As with Phillips, this transformation is much for the better and sets Williams up for a fascinating Act Two in her musical career. Fans of her CCM work may struggle to comprehend the change, though, as Williams embodies a sensuality and relational transparency not welcomed in the Christian music realm.
The full-length debut by Nashville’s newest buzz group slips seamlessly into the locally- grown, no-frills, modern-folk groove recently reinvigorated by the likes of The Swell Season and Fleet Foxes. The melodies are romantic and haunting; the harmonies ambient and soulful. The instrumentation is minimal, often only an acoustic or classical guitar with hard-to-identify light percussion and the occasional piano or steel guitar.
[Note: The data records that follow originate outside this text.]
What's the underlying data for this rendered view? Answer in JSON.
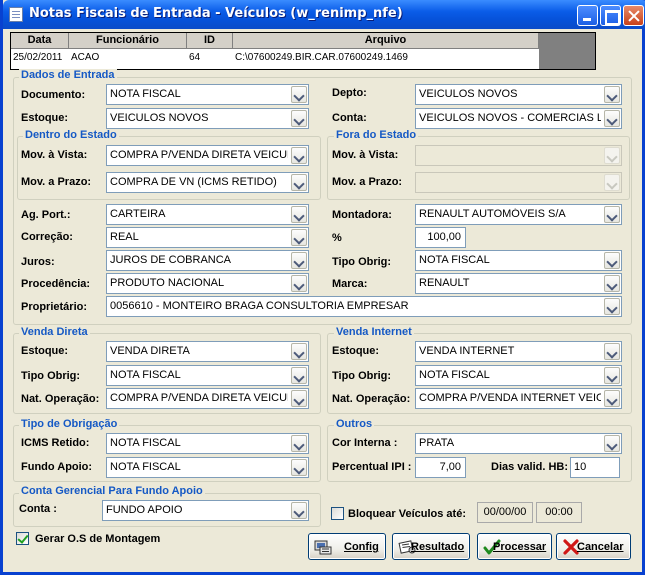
{
  "window": {
    "title": "Notas Fiscais de Entrada - Veículos (w_renimp_nfe)"
  },
  "grid": {
    "columns": [
      "Data",
      "Funcionário",
      "ID",
      "Arquivo"
    ],
    "row": {
      "data": "25/02/2011",
      "funcionario": "ACAO",
      "id": "64",
      "arquivo": "C:\\07600249.BIR.CAR.07600249.1469"
    }
  },
  "dados_entrada": {
    "title": "Dados de Entrada",
    "documento_label": "Documento:",
    "documento_value": "NOTA FISCAL",
    "estoque_label": "Estoque:",
    "estoque_value": "VEICULOS NOVOS",
    "depto_label": "Depto:",
    "depto_value": "VEICULOS NOVOS",
    "conta_label": "Conta:",
    "conta_value": "VEICULOS NOVOS - COMERCIAS LEVES"
  },
  "dentro_estado": {
    "title": "Dentro do Estado",
    "vista_label": "Mov. à Vista:",
    "vista_value": "COMPRA P/VENDA DIRETA VEICULOS",
    "prazo_label": "Mov. a Prazo:",
    "prazo_value": "COMPRA DE VN (ICMS RETIDO)"
  },
  "fora_estado": {
    "title": "Fora do Estado",
    "vista_label": "Mov. à Vista:",
    "vista_value": "",
    "prazo_label": "Mov. a Prazo:",
    "prazo_value": ""
  },
  "outros_campos": {
    "agport_label": "Ag. Port.:",
    "agport_value": "CARTEIRA",
    "correcao_label": "Correção:",
    "correcao_value": "REAL",
    "juros_label": "Juros:",
    "juros_value": "JUROS DE COBRANCA",
    "procedencia_label": "Procedência:",
    "procedencia_value": "PRODUTO NACIONAL",
    "montadora_label": "Montadora:",
    "montadora_value": "RENAULT AUTOMÓVEIS S/A",
    "pct_label": "%",
    "pct_value": "100,00",
    "tipo_obrig_label": "Tipo Obrig:",
    "tipo_obrig_value": "NOTA FISCAL",
    "marca_label": "Marca:",
    "marca_value": "RENAULT",
    "proprietario_label": "Proprietário:",
    "proprietario_value": "0056610 - MONTEIRO BRAGA CONSULTORIA EMPRESAR"
  },
  "venda_direta": {
    "title": "Venda Direta",
    "estoque_label": "Estoque:",
    "estoque_value": "VENDA DIRETA",
    "tipo_label": "Tipo Obrig:",
    "tipo_value": "NOTA FISCAL",
    "nat_label": "Nat. Operação:",
    "nat_value": "COMPRA P/VENDA DIRETA VEICULOS"
  },
  "venda_internet": {
    "title": "Venda Internet",
    "estoque_label": "Estoque:",
    "estoque_value": "VENDA INTERNET",
    "tipo_label": "Tipo Obrig:",
    "tipo_value": "NOTA FISCAL",
    "nat_label": "Nat. Operação:",
    "nat_value": "COMPRA P/VENDA INTERNET VEICULOS"
  },
  "tipo_obrigacao": {
    "title": "Tipo de Obrigação",
    "icms_label": "ICMS Retido:",
    "icms_value": "NOTA FISCAL",
    "fundo_label": "Fundo Apoio:",
    "fundo_value": "NOTA FISCAL"
  },
  "outros": {
    "title": "Outros",
    "cor_label": "Cor Interna :",
    "cor_value": "PRATA",
    "ipi_label": "Percentual IPI :",
    "ipi_value": "7,00",
    "dias_label": "Dias valid. HB:",
    "dias_value": "10"
  },
  "conta_gerencial": {
    "title": "Conta Gerencial Para Fundo Apoio",
    "conta_label": "Conta :",
    "conta_value": "FUNDO APOIO"
  },
  "bloquear": {
    "label": "Bloquear Veículos até:",
    "date": "00/00/00",
    "time": "00:00",
    "checked": false
  },
  "gerar_os": {
    "label": "Gerar O.S de Montagem",
    "checked": true
  },
  "buttons": {
    "config": "Config",
    "resultado": "Resultado",
    "processar": "Processar",
    "cancelar": "Cancelar"
  },
  "icons": {
    "config": "config-icon",
    "resultado": "resultado-icon",
    "processar": "check-icon",
    "cancelar": "cancel-x-icon"
  },
  "colors": {
    "title_bar": "#0a5ce8",
    "group_title": "#1559c5",
    "window_bg": "#ece9d8"
  }
}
With the exception of the bluesy energy of the title track, a rueful stomp in the old southern style, the songs all hover around the middle, working well as pretty wallpaper if allowed to, but offering a truly satisfying lyrical element for those who choose to engage. In all these ways The Civil Wars stick dutifully to the Americana prescription, managing to create something truly transcendent well within its boundaries.
Though definitely soul children of another era of American music, The Civil Wars are no nostalgia act. There are no antebellum affectations or songs about the actual War Between the States. The concept here is clearly about the struggle between individuals within relationships and individuals within themselves. Call it a psycho-emotional civil war if you will, but the metaphor certainly works. In song after song the two writers delve deeply into the murky mire that shipwrecks inter-personal connections and prevents individuals from finding love and peace with others, or even themselves.
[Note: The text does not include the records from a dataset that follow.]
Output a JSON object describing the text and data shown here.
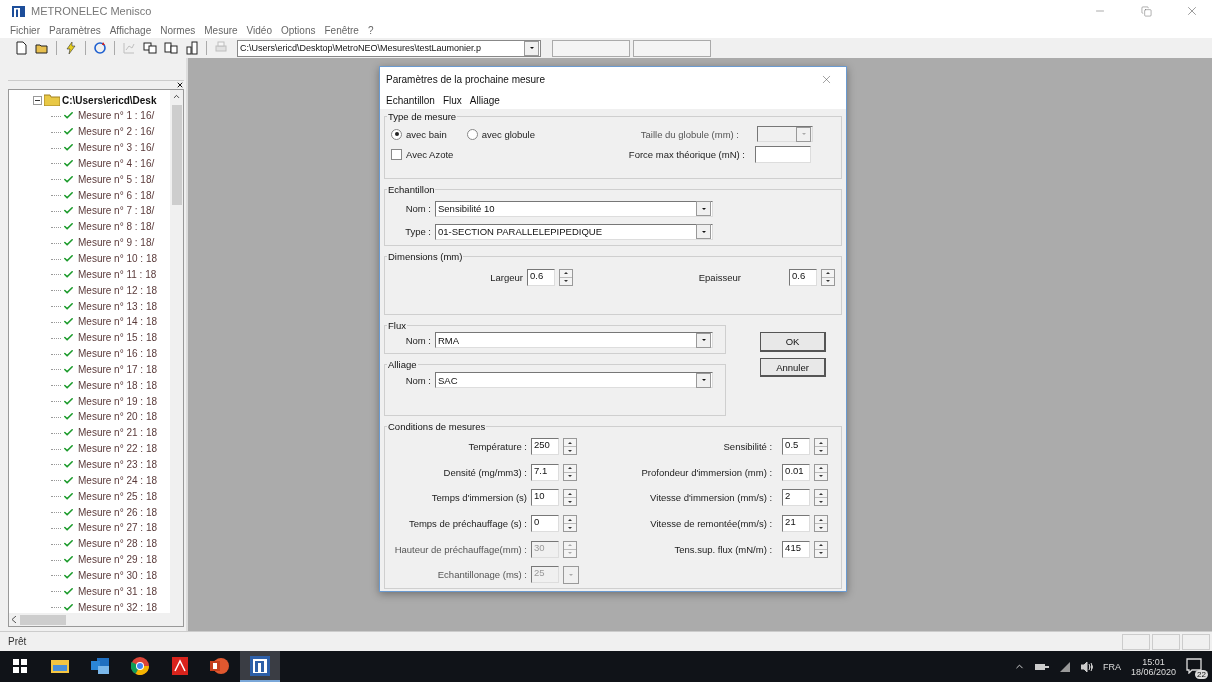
{
  "window": {
    "title": "METRONELEC Menisco"
  },
  "menu": [
    "Fichier",
    "Paramètres",
    "Affichage",
    "Normes",
    "Mesure",
    "Vidéo",
    "Options",
    "Fenêtre",
    "?"
  ],
  "toolbar": {
    "path": "C:\\Users\\ericd\\Desktop\\MetroNEO\\Mesures\\testLaumonier.p"
  },
  "tree": {
    "root": "C:\\Users\\ericd\\Desk",
    "expanded": true,
    "children": [
      {
        "label": "Mesure n° 1 : 16/"
      },
      {
        "label": "Mesure n° 2 : 16/"
      },
      {
        "label": "Mesure n° 3 : 16/"
      },
      {
        "label": "Mesure n° 4 : 16/"
      },
      {
        "label": "Mesure n° 5 : 18/"
      },
      {
        "label": "Mesure n° 6 : 18/"
      },
      {
        "label": "Mesure n° 7 : 18/"
      },
      {
        "label": "Mesure n° 8 : 18/"
      },
      {
        "label": "Mesure n° 9 : 18/"
      },
      {
        "label": "Mesure n° 10 : 18"
      },
      {
        "label": "Mesure n° 11 : 18"
      },
      {
        "label": "Mesure n° 12 : 18"
      },
      {
        "label": "Mesure n° 13 : 18"
      },
      {
        "label": "Mesure n° 14 : 18"
      },
      {
        "label": "Mesure n° 15 : 18"
      },
      {
        "label": "Mesure n° 16 : 18"
      },
      {
        "label": "Mesure n° 17 : 18"
      },
      {
        "label": "Mesure n° 18 : 18"
      },
      {
        "label": "Mesure n° 19 : 18"
      },
      {
        "label": "Mesure n° 20 : 18"
      },
      {
        "label": "Mesure n° 21 : 18"
      },
      {
        "label": "Mesure n° 22 : 18"
      },
      {
        "label": "Mesure n° 23 : 18"
      },
      {
        "label": "Mesure n° 24 : 18"
      },
      {
        "label": "Mesure n° 25 : 18"
      },
      {
        "label": "Mesure n° 26 : 18"
      },
      {
        "label": "Mesure n° 27 : 18"
      },
      {
        "label": "Mesure n° 28 : 18"
      },
      {
        "label": "Mesure n° 29 : 18"
      },
      {
        "label": "Mesure n° 30 : 18"
      },
      {
        "label": "Mesure n° 31 : 18"
      },
      {
        "label": "Mesure n° 32 : 18"
      }
    ]
  },
  "dialog": {
    "title": "Paramètres de la prochaine mesure",
    "menu": [
      "Echantillon",
      "Flux",
      "Alliage"
    ],
    "type_de_mesure": {
      "legend": "Type de mesure",
      "options": [
        {
          "label": "avec bain",
          "selected": true
        },
        {
          "label": "avec globule",
          "selected": false
        }
      ],
      "azote": {
        "label": "Avec Azote",
        "checked": false
      },
      "taille_globule": {
        "label": "Taille du globule (mm) :",
        "disabled": true
      },
      "force_max": {
        "label": "Force max théorique (mN) :"
      }
    },
    "echantillon": {
      "legend": "Echantillon",
      "fields": [
        {
          "label": "Nom :",
          "value": "Sensibilité 10"
        },
        {
          "label": "Type :",
          "value": "01-SECTION PARALLELEPIPEDIQUE"
        }
      ]
    },
    "dimensions": {
      "legend": "Dimensions (mm)",
      "fields": [
        {
          "label": "Largeur",
          "value": "0.6"
        },
        {
          "label": "Epaisseur",
          "value": "0.6"
        }
      ]
    },
    "flux": {
      "legend": "Flux",
      "field": {
        "label": "Nom :",
        "value": "RMA"
      }
    },
    "alliage": {
      "legend": "Alliage",
      "field": {
        "label": "Nom :",
        "value": "SAC"
      }
    },
    "buttons": [
      "OK",
      "Annuler"
    ],
    "conditions": {
      "legend": "Conditions de mesures",
      "left": [
        {
          "kind": "spin",
          "label": "Température :",
          "value": "250",
          "disabled": false
        },
        {
          "kind": "spin",
          "label": "Densité (mg/mm3) :",
          "value": "7.1",
          "disabled": false
        },
        {
          "kind": "spin",
          "label": "Temps d'immersion (s)",
          "value": "10",
          "disabled": false
        },
        {
          "kind": "spin",
          "label": "Temps de préchauffage (s) :",
          "value": "0",
          "disabled": false
        },
        {
          "kind": "spin",
          "label": "Hauteur de préchauffage(mm) :",
          "value": "30",
          "disabled": true
        },
        {
          "kind": "combo",
          "label": "Echantillonage (ms) :",
          "value": "25",
          "disabled": true
        }
      ],
      "right": [
        {
          "kind": "spin",
          "label": "Sensibilité :",
          "value": "0.5",
          "disabled": false
        },
        {
          "kind": "spin",
          "label": "Profondeur d'immersion  (mm) :",
          "value": "0.01",
          "disabled": false
        },
        {
          "kind": "spin",
          "label": "Vitesse d'immersion  (mm/s) :",
          "value": "2",
          "disabled": false
        },
        {
          "kind": "spin",
          "label": "Vitesse de remontée(mm/s) :",
          "value": "21",
          "disabled": false
        },
        {
          "kind": "spin",
          "label": "Tens.sup. flux (mN/m) :",
          "value": "415",
          "disabled": false
        }
      ]
    }
  },
  "status_bar": "Prêt",
  "taskbar": {
    "apps": [
      {
        "kind": "start",
        "selected": false
      },
      {
        "kind": "folder",
        "selected": false
      },
      {
        "kind": "mail",
        "selected": false
      },
      {
        "kind": "browser",
        "selected": false
      },
      {
        "kind": "pdf",
        "selected": false
      },
      {
        "kind": "slides",
        "selected": false
      },
      {
        "kind": "app",
        "selected": true
      }
    ],
    "language": "FRA",
    "time": "15:01",
    "date": "18/06/2020",
    "notifications": "22"
  }
}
As is common with folk music (though not Christian music,) there are few answers, if any, to be found. In fact, like Jesus in the Biblical book of Judges, the themes lie in what is not there far more than what is there. Love fails, possibly because it was never truly love in the first place. Lovers lose interest, or will, and their hearts wander. Ghosts of guilt and betrayal haunt our heroes in a way that any honest adult will relate all too clearly with, whether their religiosity allows them to publically or not.
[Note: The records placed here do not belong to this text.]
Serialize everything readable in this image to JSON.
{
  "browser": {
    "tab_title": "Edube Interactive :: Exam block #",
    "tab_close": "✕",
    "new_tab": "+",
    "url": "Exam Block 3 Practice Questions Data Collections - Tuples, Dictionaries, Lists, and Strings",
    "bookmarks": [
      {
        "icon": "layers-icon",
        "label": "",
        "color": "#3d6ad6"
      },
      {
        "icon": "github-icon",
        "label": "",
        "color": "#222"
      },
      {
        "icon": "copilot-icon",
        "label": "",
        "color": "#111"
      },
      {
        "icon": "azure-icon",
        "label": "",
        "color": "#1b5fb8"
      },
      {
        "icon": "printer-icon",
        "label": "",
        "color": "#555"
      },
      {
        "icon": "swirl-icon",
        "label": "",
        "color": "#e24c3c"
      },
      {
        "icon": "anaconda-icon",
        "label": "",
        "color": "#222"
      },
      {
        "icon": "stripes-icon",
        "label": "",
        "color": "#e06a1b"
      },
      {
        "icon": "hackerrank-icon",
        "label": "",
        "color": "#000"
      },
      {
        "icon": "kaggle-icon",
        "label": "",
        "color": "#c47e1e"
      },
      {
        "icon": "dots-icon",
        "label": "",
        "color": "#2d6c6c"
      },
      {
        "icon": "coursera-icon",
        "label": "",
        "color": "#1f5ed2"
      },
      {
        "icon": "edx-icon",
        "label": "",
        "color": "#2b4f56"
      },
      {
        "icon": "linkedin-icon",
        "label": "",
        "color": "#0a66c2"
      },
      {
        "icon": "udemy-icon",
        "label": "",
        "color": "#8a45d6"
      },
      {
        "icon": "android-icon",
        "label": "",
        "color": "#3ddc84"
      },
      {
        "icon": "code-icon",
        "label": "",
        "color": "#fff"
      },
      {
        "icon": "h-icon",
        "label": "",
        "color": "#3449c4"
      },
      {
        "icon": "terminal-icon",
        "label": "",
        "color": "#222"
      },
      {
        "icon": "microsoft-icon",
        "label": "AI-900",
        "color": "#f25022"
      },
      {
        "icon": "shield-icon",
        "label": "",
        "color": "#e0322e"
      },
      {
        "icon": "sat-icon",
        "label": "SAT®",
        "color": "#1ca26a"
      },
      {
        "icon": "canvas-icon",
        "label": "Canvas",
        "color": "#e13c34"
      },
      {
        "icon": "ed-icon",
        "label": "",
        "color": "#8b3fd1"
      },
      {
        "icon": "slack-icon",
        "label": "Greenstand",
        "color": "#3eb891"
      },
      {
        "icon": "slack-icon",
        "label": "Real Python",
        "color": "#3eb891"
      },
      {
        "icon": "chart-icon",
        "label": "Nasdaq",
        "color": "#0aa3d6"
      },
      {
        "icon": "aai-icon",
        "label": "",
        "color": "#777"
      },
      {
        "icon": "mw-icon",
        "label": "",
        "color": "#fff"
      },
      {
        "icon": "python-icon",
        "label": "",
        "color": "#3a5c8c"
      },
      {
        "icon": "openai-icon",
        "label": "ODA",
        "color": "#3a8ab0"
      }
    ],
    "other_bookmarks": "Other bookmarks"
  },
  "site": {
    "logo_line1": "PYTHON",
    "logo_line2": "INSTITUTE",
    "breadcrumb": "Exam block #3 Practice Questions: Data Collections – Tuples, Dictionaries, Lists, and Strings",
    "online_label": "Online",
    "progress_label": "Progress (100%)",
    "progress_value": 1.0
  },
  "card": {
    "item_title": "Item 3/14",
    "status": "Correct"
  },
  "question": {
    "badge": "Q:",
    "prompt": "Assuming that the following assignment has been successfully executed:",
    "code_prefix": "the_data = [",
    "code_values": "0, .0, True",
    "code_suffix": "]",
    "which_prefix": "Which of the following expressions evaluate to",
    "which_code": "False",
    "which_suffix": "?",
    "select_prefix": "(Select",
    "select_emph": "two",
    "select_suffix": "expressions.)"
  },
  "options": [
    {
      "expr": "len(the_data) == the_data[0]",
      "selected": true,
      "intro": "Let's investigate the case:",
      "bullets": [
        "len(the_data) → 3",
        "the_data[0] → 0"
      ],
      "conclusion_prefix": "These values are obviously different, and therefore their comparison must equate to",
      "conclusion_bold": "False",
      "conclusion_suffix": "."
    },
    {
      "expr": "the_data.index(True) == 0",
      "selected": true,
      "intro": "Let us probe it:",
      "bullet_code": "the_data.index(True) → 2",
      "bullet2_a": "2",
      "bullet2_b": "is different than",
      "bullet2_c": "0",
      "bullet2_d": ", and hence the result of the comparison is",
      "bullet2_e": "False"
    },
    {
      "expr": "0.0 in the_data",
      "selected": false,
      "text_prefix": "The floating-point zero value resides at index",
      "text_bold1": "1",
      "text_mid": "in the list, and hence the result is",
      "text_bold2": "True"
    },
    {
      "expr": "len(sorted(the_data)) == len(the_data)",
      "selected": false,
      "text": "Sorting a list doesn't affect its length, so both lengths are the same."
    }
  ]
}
The perceived intimacy between Williams and White, both in the songs themselves as well as live performances and music videos, serves to deepen their songs’ ache and passion. The fact that the two are married, but not to each other, has already proven off-putting to many Christian fans. There is certainly a chemistry between the two; one that serves well to underscore the difference between true, devotional, sacrificial love and simple human sexual response. If the voices delivering the songs are characters in a sort of musical play, the plot is certainly a tragedy. The fact that both actors are happily married off-stage should not come as a surprise to thinking fans, but it will.
This is not music for the faint of heart or the hard of soul. As an exploration of the damage and devastation left after warring parties have left the field of battle, however, it is a most powerful experience.